И он заговорил о том, кого еще в начале событий рекомендовал испанскому посольству в Париже и кто открыл нам всем дорогу в Испанию, — о полковнике Хименесе. Настоящая фамилия его была Глиноедский. На Арагоне он стал начальником артиллерии фронта, но, к несчастью, вскоре был убит. Хоронила его вся Барселона, и первыми за гробом шли президент Каталонской республики Луис Кампанис и генеральный консул СССР Антонов-Овсеенко.
Одобрительно упомянул Эренбург и об Анатолии Иванове, служившем старшим пулеметчиком в эскадрилье Мальро, затем опять вернулся к испанцам. Он сказал, что у этого народа совершенно мальчишеские недостатки: фантастическая переменчивость настроений, неорганизованность, беспечность, детская доверчивость, бурная вспыльчивость, жестокость, смешанная с любопытством, но что все пороки тают, растворяются в прямо-таки неправдоподобной, совершенно донкихотской честности, во врожденном душевном благородстве и неодолимой страстной привязанности к личной свободе, которую не смогли заглушить ни инквизиция, ни абсолютистская монархия.
— Помните, как об этом говорится у Сервантеса? "Свобода, Санчо, есть одна из самых драгоценных щедрот, которые небо изливает на людей, с нею не могут сравниться никакие сокровища: ни те, что таятся в недрах земли, ни те, что скрываются на дне морском…" И когда это написано? За двести лет до того, как у нас появилось "Путешествие из Петербурга в Москву"…
* * *
В "Людях, годах, жизни" Эренбург вспоминает, что побывал в штабе XII интербригады сразу после гвадалахарской победы, то есть через пять месяцев после нашей беседы на Монпарнасе, вспоминает, что видел там и меня, но ни словом не упоминает о предшествующей этому поездке в Бриуэгу, из которой польский батальон Домбровского только что, поздней ночью, с неожиданной легкостью выбил арьергарды муссолиниевской дивизии. Лукач, услышав об этом по полевому телефону, не поверил своим ушам и послал заместителя командира бригады болгарина Петрова проверить на месте слишком радостное сообщение, а получив подтверждение, еще до рассвета отправил к нему в подкрепление другого болгарина — начальника штаба Белова и меня с приказом полякам в предвидении неминуемой бомбежки немедленно покинуть городишко и перебраться на высоты северо-западнее его; сам же умчался в Мадрид договариваться о смене.

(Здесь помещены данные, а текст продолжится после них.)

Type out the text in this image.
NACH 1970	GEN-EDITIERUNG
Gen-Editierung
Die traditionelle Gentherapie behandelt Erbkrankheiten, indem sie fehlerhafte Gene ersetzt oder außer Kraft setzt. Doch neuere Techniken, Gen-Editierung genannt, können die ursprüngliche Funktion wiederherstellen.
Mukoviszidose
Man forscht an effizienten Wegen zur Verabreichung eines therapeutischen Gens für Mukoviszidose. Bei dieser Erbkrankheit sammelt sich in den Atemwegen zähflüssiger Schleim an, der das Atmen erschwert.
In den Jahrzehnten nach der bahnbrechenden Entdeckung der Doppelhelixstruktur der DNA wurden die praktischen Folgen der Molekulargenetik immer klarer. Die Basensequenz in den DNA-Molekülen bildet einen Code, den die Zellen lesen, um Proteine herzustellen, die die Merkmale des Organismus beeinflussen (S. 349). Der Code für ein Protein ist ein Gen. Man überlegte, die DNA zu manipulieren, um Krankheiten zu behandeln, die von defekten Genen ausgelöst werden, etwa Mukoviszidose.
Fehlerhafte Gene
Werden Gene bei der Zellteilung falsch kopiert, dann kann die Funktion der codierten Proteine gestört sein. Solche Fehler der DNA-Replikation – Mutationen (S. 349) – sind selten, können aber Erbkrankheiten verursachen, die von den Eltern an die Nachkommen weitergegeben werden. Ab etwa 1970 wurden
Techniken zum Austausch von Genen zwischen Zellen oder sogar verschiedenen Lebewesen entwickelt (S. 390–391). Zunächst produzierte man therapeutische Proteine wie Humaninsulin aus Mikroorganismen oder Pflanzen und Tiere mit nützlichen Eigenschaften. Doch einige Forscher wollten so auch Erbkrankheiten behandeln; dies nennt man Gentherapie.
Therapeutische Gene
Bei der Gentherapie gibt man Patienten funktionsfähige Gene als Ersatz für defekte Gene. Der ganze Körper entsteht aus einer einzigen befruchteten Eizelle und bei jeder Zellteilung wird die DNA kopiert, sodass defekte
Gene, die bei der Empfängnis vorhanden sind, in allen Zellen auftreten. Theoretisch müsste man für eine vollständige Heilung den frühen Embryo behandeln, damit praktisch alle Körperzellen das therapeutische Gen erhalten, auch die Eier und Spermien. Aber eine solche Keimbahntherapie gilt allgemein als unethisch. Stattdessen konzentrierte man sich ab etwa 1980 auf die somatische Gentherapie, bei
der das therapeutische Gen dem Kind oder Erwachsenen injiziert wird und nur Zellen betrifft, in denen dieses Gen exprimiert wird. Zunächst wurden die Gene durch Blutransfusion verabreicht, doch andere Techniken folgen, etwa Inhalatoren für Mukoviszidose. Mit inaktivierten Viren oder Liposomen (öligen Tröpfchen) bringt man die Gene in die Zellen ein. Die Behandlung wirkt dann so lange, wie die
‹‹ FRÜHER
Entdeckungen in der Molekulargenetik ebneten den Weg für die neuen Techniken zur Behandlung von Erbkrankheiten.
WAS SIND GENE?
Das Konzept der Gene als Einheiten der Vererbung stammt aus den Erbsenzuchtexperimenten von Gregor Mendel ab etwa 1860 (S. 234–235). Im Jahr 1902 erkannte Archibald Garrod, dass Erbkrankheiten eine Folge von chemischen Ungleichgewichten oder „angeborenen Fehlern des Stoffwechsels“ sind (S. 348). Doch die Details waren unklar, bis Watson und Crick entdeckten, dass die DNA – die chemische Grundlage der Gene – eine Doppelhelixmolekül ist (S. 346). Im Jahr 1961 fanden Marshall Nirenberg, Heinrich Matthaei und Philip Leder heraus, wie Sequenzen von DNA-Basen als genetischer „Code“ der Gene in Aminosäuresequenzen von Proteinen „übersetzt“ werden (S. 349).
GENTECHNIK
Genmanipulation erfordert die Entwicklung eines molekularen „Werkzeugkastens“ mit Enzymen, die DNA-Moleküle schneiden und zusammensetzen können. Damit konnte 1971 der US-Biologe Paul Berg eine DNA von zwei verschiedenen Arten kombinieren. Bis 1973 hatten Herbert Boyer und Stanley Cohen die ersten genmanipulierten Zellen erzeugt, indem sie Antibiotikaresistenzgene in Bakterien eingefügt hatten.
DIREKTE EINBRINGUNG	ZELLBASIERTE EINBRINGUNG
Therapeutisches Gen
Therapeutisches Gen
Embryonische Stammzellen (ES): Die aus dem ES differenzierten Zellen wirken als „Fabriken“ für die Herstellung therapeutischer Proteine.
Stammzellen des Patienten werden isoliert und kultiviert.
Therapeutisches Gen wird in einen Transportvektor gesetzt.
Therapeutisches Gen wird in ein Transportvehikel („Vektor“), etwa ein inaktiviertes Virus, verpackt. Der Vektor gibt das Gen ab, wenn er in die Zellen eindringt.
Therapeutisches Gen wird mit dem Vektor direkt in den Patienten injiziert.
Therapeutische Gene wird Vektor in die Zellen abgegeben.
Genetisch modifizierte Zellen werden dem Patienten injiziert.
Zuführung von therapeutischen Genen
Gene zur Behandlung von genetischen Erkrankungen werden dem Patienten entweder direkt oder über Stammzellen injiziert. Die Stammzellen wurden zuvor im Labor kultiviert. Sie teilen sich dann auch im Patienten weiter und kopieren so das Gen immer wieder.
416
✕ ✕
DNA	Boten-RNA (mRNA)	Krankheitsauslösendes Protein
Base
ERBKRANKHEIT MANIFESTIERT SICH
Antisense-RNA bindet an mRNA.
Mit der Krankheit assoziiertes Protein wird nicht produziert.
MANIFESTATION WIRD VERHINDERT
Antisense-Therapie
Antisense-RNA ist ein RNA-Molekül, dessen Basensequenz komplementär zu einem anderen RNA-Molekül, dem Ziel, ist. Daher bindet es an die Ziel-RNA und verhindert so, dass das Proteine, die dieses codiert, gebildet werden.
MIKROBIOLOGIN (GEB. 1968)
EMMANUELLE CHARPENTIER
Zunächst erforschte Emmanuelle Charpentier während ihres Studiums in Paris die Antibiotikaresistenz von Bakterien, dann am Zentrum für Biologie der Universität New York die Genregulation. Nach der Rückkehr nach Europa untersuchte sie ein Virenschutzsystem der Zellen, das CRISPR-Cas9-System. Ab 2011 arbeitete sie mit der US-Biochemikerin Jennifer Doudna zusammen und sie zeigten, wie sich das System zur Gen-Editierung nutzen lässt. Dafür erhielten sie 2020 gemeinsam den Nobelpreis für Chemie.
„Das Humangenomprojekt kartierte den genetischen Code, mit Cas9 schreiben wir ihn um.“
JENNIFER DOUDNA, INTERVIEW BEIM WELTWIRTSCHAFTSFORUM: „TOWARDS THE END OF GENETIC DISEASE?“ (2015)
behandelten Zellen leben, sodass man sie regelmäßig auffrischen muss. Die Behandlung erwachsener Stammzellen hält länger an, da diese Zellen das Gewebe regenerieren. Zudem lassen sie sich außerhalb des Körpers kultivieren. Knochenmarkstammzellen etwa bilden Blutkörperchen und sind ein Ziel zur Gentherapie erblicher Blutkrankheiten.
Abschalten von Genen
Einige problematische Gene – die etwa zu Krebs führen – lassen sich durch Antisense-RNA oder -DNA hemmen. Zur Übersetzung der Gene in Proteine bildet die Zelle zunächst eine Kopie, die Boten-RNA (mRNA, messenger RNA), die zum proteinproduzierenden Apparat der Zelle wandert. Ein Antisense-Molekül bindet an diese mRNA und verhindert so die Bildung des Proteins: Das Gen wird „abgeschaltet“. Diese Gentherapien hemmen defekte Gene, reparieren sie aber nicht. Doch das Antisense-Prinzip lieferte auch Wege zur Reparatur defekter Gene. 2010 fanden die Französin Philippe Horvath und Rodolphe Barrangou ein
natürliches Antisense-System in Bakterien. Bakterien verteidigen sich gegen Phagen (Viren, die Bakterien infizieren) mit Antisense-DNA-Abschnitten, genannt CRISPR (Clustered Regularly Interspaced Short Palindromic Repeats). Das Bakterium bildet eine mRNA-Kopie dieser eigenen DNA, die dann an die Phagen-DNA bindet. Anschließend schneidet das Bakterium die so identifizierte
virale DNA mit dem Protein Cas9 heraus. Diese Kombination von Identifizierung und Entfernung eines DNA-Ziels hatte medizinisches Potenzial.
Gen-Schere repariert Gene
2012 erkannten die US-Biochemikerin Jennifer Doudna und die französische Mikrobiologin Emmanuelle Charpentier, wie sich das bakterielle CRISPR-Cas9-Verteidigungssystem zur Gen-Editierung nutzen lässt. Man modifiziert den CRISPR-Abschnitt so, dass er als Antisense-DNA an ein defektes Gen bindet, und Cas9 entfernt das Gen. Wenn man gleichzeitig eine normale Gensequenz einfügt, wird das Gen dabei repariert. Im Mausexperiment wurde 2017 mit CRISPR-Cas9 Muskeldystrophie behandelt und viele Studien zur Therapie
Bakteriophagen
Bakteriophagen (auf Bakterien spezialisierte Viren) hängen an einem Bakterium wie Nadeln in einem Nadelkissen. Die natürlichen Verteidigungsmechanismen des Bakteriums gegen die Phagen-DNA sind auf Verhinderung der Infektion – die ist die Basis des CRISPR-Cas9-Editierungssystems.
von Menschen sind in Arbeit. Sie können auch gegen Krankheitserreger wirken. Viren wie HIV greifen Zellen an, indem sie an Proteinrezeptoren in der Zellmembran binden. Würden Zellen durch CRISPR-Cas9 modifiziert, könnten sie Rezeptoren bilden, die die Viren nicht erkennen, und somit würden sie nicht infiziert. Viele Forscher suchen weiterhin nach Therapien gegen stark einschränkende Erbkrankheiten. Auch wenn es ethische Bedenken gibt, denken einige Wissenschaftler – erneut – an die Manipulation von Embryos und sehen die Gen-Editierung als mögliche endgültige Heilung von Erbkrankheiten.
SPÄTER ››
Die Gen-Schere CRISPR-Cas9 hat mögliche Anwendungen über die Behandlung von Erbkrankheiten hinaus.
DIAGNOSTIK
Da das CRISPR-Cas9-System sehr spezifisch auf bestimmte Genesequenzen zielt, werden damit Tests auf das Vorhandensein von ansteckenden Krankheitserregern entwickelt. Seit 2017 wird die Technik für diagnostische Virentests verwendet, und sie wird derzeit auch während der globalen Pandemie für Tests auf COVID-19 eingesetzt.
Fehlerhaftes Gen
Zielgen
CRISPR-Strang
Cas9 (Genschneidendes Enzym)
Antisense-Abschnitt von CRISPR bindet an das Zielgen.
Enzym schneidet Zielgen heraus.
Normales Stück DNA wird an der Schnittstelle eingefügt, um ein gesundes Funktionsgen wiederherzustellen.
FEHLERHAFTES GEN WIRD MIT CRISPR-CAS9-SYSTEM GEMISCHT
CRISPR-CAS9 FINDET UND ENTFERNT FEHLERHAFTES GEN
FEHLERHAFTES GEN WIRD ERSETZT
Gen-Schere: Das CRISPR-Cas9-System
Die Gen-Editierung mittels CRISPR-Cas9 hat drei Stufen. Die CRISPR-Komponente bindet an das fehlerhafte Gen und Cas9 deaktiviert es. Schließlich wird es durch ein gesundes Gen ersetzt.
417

Ранним утром Белов и Петров отбыли составлять проект приказа о ней, а я с двумя часовыми остался в пустой Бриуэге для связи.
Было часов семь, когда мы, все трое, услышали отдаленный шум моторов и беспокойно вскинули глаза к небу, но вместо фашистской авиации на площадь вскоре выкатили две легковые машины. Из одной вышли Илья Эренбург и комиссар нашей бригады, из другой — Эрнест Хемингуэй. Существует фотография, на которой запечатлен Эренбург, беседующий с Хемингуэем на фоне разбитого артиллерией бриуэгского дома.